Kallang Wave Mall
- Location: Kallang, Singapore
- Coordinates: 1°18′11.5″N 103°52′22.5″E﻿ / ﻿1.303194°N 103.872917°E
- Address: 1 Stadium Place, Singapore 397628
- Opened: 27 June 2014; 11 years ago
- Management: CapitaLand
- Anchor tenants: 6
- Public transit: CC6 Stadium
- Website: www.sportshub.com.sg/directory

= Kallang Wave Mall =

Kallang Wave Mall (嘉龙威购物广场) is a shopping mall which is part of the Singapore Sports Hub located at Kallang, Singapore.

== Etymology ==
The mall is named as a reference to the Kallang Wave, a wave cheer similar to the Mexican wave that was commonly seen in the former National Stadium that the Singapore Sports Hub replaces.

==History==
Opened on 27 June 2014, Kallang Wave Mall is part of the Singapore Sports Hub and is integrated into the National Stadium.

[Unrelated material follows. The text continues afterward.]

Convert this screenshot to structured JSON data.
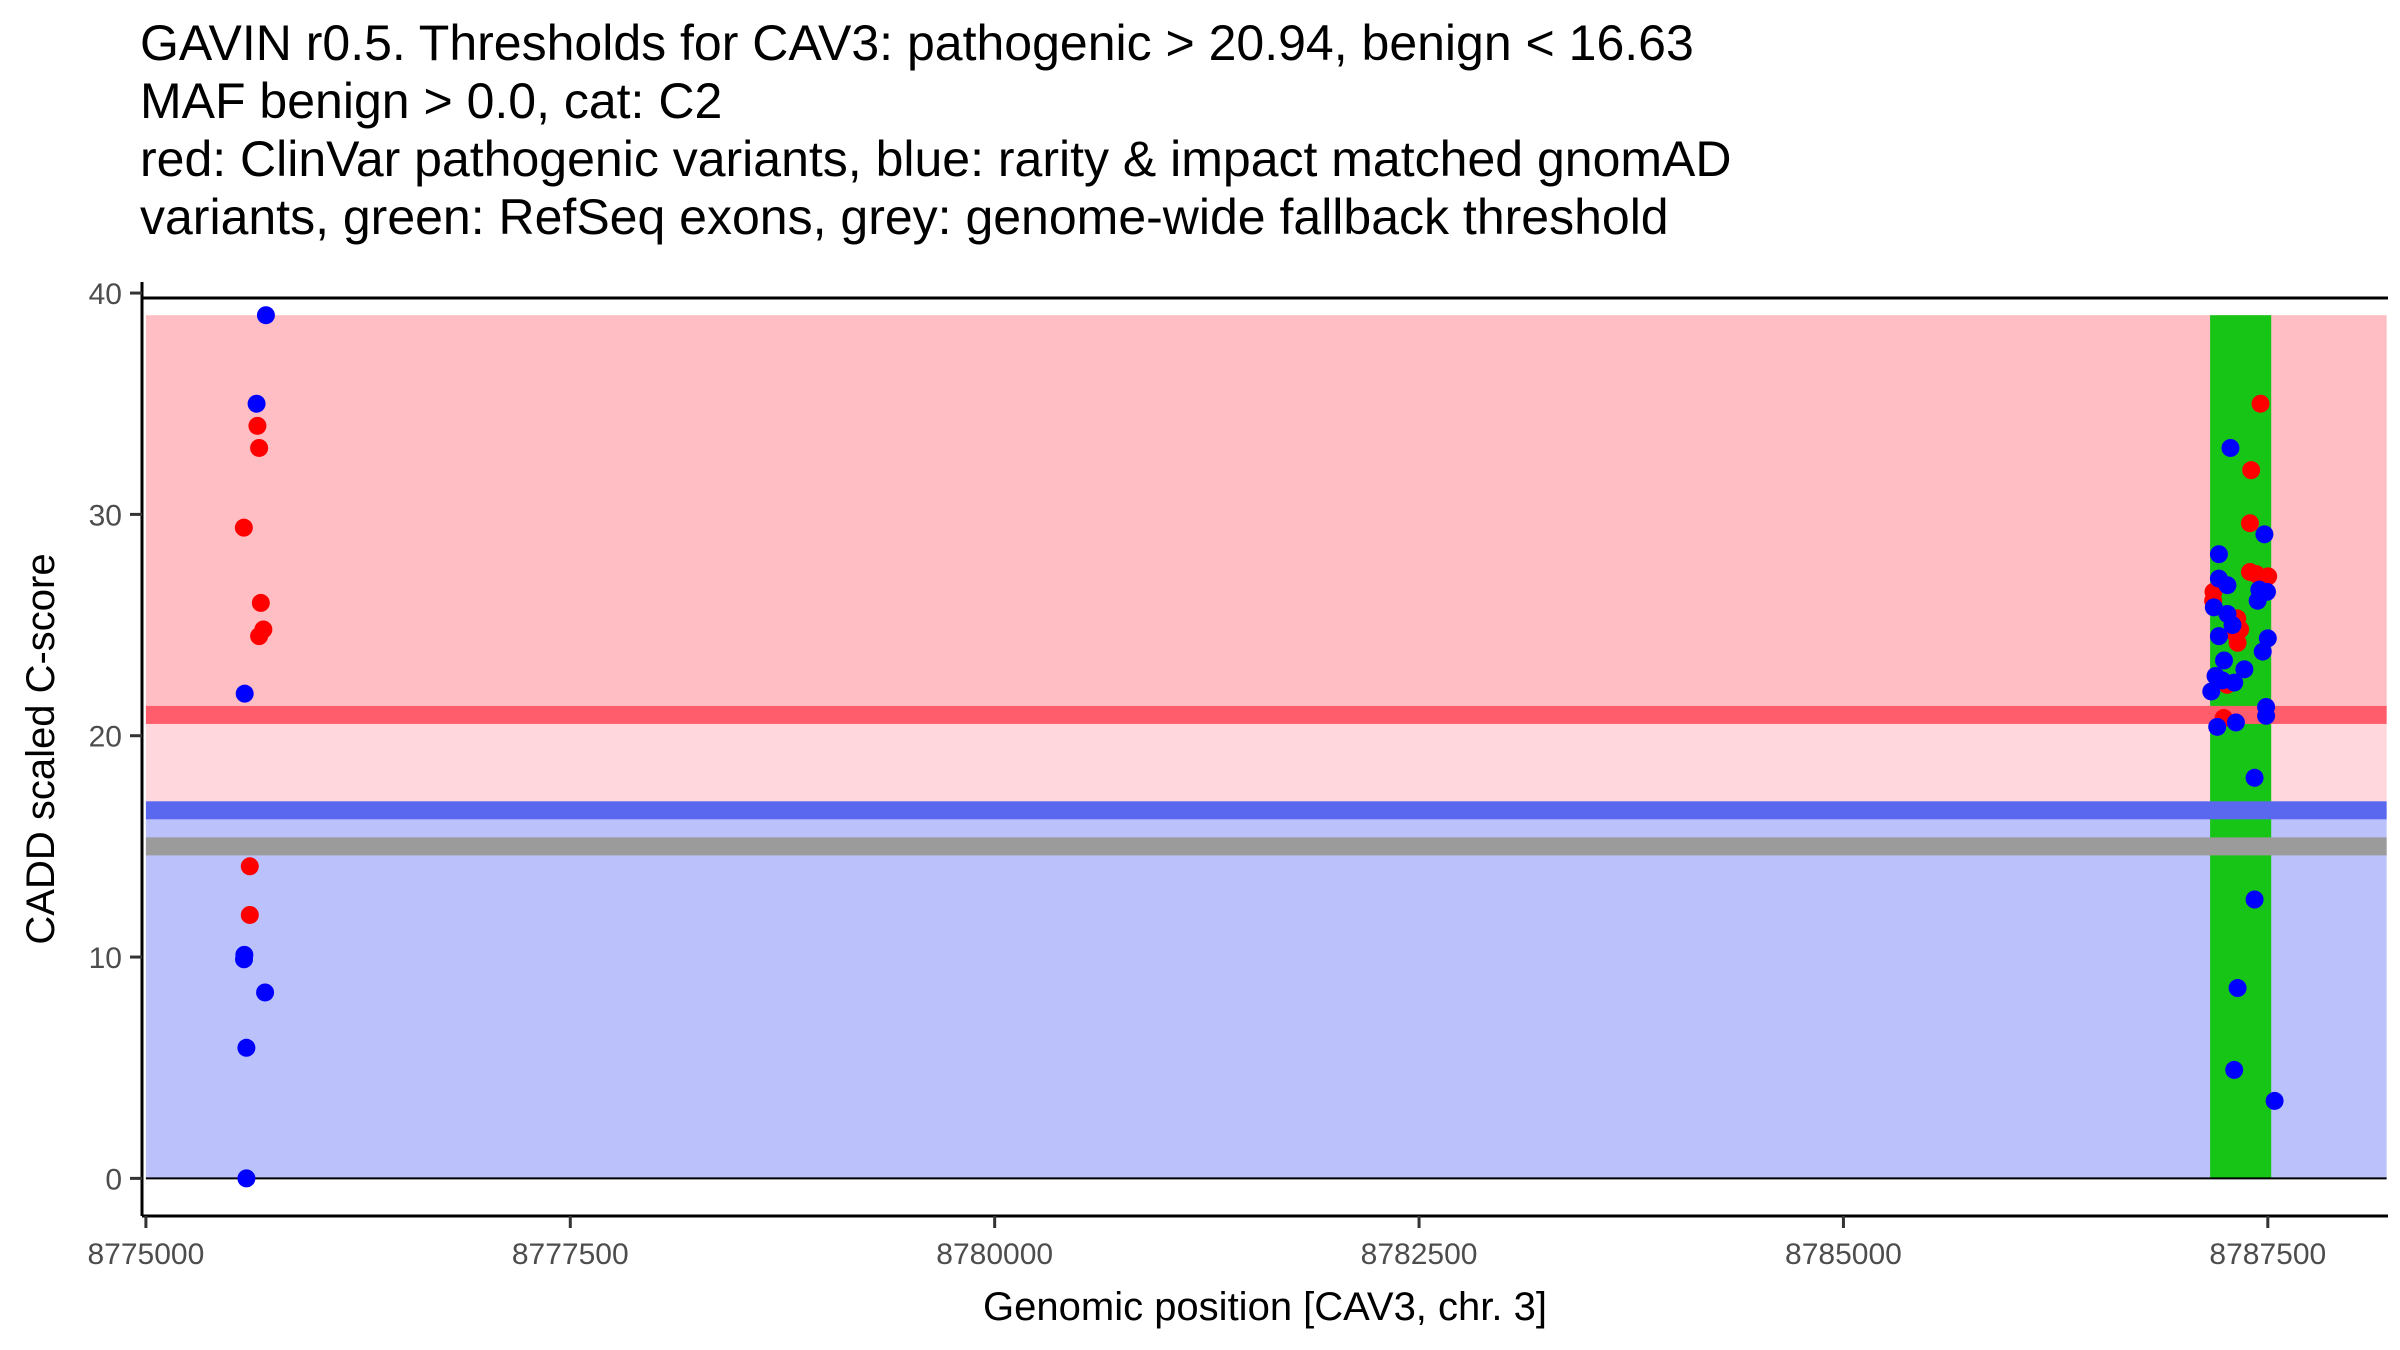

Business at the Kallang Wave Mall was poor with original major tenants such as fashion retailer Forever 21 and electronics chain store Harvey Norman and NTUC Foodfare food court exiting the shopping mall by 2018. Cotton On exited Kallang Wave on 22 August 2025.

In 2021, Singapore-based company Esports Entertainment Asia opened an E-sports Experience Centre at Kallang Wave Mall. The Centre has an area of 2000 sqft.

Situated at the doorstep of Kallang Wave Mall is Stadium MRT station along the Circle line.

Currently, Kallang Wave is undergoing a significant revamp which is expected to be completed by 2028. One of the mall's most prominent features, the indoor climbing wall, is set to be upgraded into a structure standing 21 meter tall, which will rank among the tallest indoor climbing walls in South East Asia.